Em artigo no Globo ‘Água que vem da floresta’, falo do Cerrado, do desperdício na irrigação e consumo, nas matas ciliares.
ÁGUA QUE VEM DA FLORESTA
O Brasil parece ter acordado para o drama da água. Será? Quando a seca era uma questão nordestina, isso interessava, sobretudo, aos pesquisadores, à população local, aos coronéis da Indústria da Seca. Agora que assola o desprevenido Estado de São Paulo e chega ao Rio de Janeiro, a crise hídrica ganha outra dimensão.
Depois da troca de acusações, chegam os projetos bilionários. Na verdade, há que mudar conceitos, comportamentos, atitudes. O Brasil desmata encostas e nascentes, reduzindo a retenção de água e assoreando os rios. Desperdiçamos água na agricultura, na indústria, lavando calçadas e carros com água tratada e clorada. No Rio e em São Paulo, o desperdício supera 40% do total. Consideramos a água, floresta e natureza como infinitas e gratuitas. No Rio de Janeiro, aprovamos a Lei dos Recursos Hídricos, com cobrança pelo uso da água, e destinação aos comitês de bacia, para monitoramento e reflorestamento. Foi uma grita: empresas e ecologistas criticaram a cobrança. O valor pago é irrisório, mas empresas passaram a reutilizá-la, em circuitos fechados de refrigeração. A irrigação agrícola consome muitas vezes mais água que toda a população; os sistemas de gotejamento e reúso ainda são minoritários. Empresas de água e esgoto, como a Cedae, têm que passar por uma regulação externa, em que constem metas de redução do desperdício de água e do reúso do esgoto tratado como água para indústria. Estações de tratamento de esgoto biológicas, como a de Ponte do Leite, em Araruama, utilizam plantas como a salvínea e o papiro para o tratamento terciário, extraindo fósforo e nitrogênio, com economia de água e de energia; mas são pouquíssimo utilizadas.

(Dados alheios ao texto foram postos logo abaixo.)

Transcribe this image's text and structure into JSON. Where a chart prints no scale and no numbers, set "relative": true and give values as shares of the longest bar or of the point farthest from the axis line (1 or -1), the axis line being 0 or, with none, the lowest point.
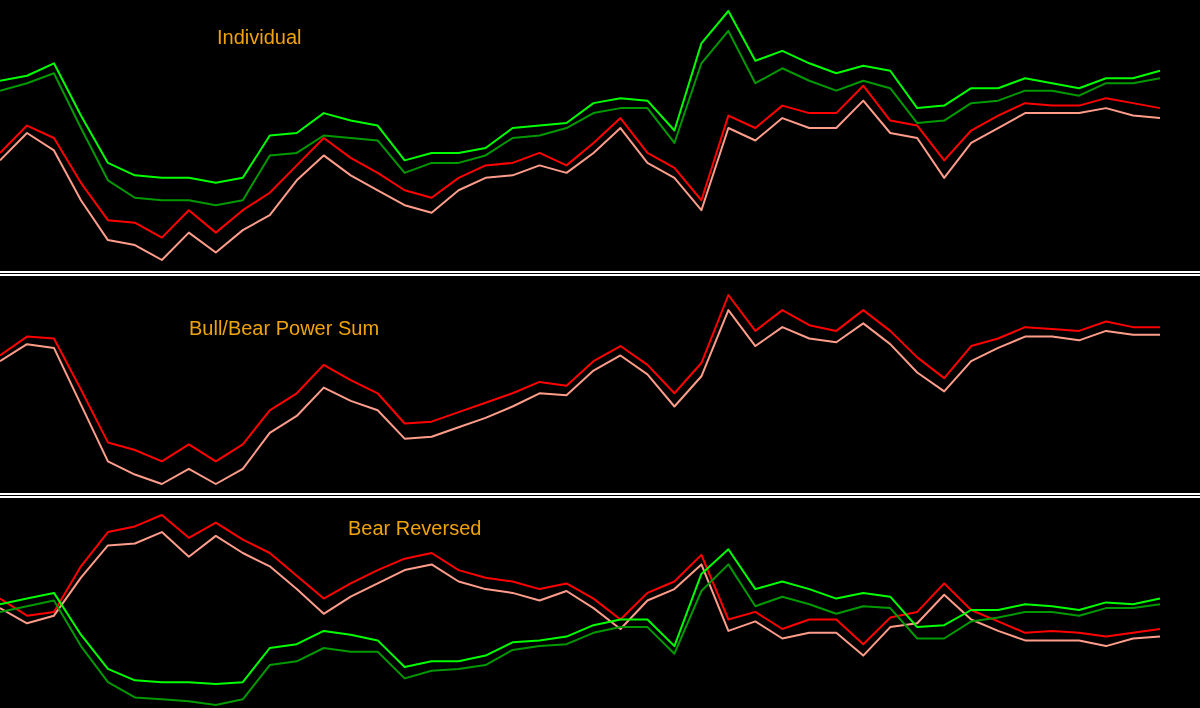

Quando estive à frente do Ministério do Meio Ambiente (2008/2010), realizamos o primeiro mapeamento do desmatamento do Cerrado, sobretudo pela soja e pecuária, e empreendemos ações de combate. Aí nascem os principais rios do Sudeste e de bacias que chegam ao Sul e ao Nordeste. Falava-se muito da Amazônia, algo fundamental, onde reduzimos à metade o desmatamento nesse período, de 13 mil km² para 6,5 mil km². Mas não se focava na nossa Caixa d´Água do Cerrado. O Rio de Janeiro, segundo o Inpe, passou de maior a menor desmatador da Mata Atlântica. Minas Gerais é, pelo terceiro ano, o campeão de desmatamento, transformando a Mata Atlântica em carvão para as siderúrgicas. A consequência é a diminuição da vazão dos rios.
Criamos no Rio o Pagamento por Serviços Ambientais, remunerando o agricultor que replante matas ciliares, que deve ser muito ampliado. Em todo grande licenciamento, obrigamos empresas a reflorestar parte de áreas do entorno. O Comperj terá que plantar 7 milhões de árvores ao longo dos rios Macacu e Caceribu. Até agora, replantou só 2 milhões. O setor florestal, muito abandonado, pode gerar milhares de empregos, combatendo erosão, captando carbono e produzindo água. Os reservatórios cercados de florestas mantiveram níveis de água mais elevados do que os que desmataram o seu entorno.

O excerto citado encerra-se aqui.